Lorring made her film debut at age 18 in Song of Russia (1944). Her second film was the Oscar-nominated drama The Bridge of San Luis Rey.

For her third film role as Bessy Watty in 1945's The Corn Is Green opposite Bette Davis as Miss Moffat, Lorring (at age 19) was nominated for the Academy Award for Best Supporting Actress. Thelma Schnee had originated the role of Bessy on Broadway opposite Ethel Barrymore in 1940.

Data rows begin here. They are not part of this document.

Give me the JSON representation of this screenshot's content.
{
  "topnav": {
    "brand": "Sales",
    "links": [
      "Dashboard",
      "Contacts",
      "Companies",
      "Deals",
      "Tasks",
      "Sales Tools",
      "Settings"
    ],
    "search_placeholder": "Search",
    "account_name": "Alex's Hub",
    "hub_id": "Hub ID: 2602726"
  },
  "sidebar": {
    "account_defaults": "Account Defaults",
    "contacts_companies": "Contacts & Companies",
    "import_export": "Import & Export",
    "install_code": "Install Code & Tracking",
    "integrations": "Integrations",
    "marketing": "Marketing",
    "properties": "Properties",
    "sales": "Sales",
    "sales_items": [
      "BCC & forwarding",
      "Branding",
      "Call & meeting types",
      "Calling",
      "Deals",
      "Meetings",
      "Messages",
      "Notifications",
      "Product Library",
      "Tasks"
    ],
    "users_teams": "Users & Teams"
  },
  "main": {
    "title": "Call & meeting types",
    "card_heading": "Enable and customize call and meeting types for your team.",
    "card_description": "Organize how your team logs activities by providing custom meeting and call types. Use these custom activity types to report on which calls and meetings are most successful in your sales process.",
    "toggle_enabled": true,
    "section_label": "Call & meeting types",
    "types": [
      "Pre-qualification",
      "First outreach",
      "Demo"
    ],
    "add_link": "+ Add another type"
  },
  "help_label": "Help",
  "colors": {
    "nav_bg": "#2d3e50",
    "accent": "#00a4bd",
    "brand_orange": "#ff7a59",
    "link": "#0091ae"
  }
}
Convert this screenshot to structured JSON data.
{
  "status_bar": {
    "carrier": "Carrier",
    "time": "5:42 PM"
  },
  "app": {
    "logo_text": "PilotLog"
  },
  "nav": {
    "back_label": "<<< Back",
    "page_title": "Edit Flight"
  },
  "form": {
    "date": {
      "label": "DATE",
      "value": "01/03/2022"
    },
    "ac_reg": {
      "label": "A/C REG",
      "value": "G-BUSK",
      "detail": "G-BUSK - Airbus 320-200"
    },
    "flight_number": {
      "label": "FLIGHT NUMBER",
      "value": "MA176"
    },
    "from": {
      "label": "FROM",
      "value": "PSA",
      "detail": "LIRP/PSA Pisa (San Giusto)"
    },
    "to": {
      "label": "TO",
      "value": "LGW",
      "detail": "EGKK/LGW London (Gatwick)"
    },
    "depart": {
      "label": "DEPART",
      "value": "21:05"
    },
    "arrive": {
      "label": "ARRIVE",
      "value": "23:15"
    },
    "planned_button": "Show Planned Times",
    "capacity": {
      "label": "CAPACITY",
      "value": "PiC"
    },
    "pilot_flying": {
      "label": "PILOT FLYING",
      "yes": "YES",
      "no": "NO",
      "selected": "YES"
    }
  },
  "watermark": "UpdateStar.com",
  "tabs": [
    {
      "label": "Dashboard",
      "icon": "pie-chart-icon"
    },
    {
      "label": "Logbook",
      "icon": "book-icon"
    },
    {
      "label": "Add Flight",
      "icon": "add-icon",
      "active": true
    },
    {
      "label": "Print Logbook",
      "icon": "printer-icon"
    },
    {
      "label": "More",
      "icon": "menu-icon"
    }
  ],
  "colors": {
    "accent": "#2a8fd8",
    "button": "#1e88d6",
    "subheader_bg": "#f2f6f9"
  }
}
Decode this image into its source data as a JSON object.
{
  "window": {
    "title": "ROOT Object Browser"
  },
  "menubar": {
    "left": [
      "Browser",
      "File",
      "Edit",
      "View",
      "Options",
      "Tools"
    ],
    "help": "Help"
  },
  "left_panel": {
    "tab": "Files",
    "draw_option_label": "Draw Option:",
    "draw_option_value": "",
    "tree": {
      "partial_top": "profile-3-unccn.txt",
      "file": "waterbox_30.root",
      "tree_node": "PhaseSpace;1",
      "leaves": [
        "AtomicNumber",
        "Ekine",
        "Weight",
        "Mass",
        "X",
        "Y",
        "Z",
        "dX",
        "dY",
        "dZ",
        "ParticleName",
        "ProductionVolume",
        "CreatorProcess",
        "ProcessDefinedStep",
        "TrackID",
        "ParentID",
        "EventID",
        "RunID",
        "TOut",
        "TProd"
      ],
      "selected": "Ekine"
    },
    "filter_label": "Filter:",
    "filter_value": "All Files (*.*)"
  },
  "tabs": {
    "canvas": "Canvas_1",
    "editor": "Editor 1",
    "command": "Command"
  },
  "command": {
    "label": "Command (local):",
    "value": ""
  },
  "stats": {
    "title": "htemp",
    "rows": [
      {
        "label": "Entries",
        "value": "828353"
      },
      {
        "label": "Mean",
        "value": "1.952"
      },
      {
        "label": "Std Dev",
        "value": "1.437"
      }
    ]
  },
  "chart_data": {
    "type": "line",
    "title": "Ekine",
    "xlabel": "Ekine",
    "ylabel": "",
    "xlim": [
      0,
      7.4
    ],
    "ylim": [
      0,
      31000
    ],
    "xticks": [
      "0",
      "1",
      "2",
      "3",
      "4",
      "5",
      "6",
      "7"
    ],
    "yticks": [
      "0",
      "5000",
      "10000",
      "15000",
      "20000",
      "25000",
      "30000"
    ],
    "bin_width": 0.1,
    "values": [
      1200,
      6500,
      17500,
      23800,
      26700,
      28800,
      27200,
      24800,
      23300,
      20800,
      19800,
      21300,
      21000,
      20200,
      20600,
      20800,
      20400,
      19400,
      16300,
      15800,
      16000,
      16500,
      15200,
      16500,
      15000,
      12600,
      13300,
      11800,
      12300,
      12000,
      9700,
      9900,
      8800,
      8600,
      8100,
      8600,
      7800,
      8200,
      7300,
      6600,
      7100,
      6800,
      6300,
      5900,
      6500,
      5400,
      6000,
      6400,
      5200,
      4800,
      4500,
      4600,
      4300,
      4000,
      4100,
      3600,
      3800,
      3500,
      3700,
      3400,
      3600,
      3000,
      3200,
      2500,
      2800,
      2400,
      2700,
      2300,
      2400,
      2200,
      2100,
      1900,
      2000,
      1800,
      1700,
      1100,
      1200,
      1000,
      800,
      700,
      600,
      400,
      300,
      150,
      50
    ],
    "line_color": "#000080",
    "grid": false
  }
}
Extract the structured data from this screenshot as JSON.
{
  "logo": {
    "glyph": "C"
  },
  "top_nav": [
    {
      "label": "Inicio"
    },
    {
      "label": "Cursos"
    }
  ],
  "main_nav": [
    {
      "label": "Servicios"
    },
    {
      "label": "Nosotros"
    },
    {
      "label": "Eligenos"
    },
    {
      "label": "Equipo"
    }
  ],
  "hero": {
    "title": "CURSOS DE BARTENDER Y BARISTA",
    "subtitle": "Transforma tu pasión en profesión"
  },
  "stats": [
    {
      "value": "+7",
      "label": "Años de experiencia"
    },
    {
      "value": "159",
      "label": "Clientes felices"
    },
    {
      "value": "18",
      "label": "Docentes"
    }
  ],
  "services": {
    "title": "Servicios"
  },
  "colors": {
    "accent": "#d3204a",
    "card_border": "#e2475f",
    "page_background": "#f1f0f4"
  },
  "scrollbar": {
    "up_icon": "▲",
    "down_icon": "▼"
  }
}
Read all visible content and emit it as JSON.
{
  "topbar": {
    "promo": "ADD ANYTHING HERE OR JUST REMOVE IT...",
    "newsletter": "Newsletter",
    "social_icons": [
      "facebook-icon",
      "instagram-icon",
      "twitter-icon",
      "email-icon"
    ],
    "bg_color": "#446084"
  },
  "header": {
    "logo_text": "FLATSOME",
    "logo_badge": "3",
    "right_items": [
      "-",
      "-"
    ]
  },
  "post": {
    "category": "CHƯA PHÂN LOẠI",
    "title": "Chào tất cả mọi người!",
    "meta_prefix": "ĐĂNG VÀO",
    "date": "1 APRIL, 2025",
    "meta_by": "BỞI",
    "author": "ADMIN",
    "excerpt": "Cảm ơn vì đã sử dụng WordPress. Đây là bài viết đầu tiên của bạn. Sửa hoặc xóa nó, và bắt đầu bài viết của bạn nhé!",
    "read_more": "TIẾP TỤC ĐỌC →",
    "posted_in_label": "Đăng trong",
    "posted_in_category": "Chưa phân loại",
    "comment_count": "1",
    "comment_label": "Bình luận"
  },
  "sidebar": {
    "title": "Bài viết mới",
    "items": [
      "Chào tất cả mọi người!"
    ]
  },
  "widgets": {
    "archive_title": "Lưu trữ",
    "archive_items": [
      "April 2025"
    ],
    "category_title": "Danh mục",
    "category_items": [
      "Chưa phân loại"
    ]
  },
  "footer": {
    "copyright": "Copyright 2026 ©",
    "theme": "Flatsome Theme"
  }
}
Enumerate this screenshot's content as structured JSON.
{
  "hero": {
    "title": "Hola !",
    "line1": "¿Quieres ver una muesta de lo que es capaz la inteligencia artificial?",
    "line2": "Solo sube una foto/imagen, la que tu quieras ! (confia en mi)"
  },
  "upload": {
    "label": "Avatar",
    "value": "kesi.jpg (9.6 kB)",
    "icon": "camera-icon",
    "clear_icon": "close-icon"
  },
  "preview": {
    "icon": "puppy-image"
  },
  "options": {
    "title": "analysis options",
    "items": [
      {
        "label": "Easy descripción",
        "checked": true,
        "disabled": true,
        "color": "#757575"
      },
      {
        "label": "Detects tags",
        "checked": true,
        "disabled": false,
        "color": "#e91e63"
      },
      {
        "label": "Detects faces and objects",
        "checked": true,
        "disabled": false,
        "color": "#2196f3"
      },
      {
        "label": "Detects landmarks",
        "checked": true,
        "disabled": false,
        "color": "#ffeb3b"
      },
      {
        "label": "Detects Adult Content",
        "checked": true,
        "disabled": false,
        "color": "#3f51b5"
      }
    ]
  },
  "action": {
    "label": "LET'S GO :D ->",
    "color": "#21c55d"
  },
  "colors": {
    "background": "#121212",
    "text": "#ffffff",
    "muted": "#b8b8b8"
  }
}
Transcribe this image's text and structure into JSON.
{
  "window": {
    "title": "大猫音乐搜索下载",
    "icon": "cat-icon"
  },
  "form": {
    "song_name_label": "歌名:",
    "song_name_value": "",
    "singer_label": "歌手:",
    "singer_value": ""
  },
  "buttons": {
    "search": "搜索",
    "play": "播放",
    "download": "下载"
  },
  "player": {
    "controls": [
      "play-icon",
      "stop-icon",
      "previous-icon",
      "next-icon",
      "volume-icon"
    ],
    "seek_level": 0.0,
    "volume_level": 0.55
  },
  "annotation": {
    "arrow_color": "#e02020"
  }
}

Lorring next had supporting roles in the 1946 dramas Three Strangers and The Verdict, in which she plays Lottie Rawson and performs the song "Give Me a Little Bit". In 1947, she appeared in The Other Love, a drama that stars Barbara Stanwyck, and in The Lost Moment which stars Susan Hayward. In 1948, she played a supporting role in Good Sam, which stars Gary Cooper and was directed by Leo McCarey.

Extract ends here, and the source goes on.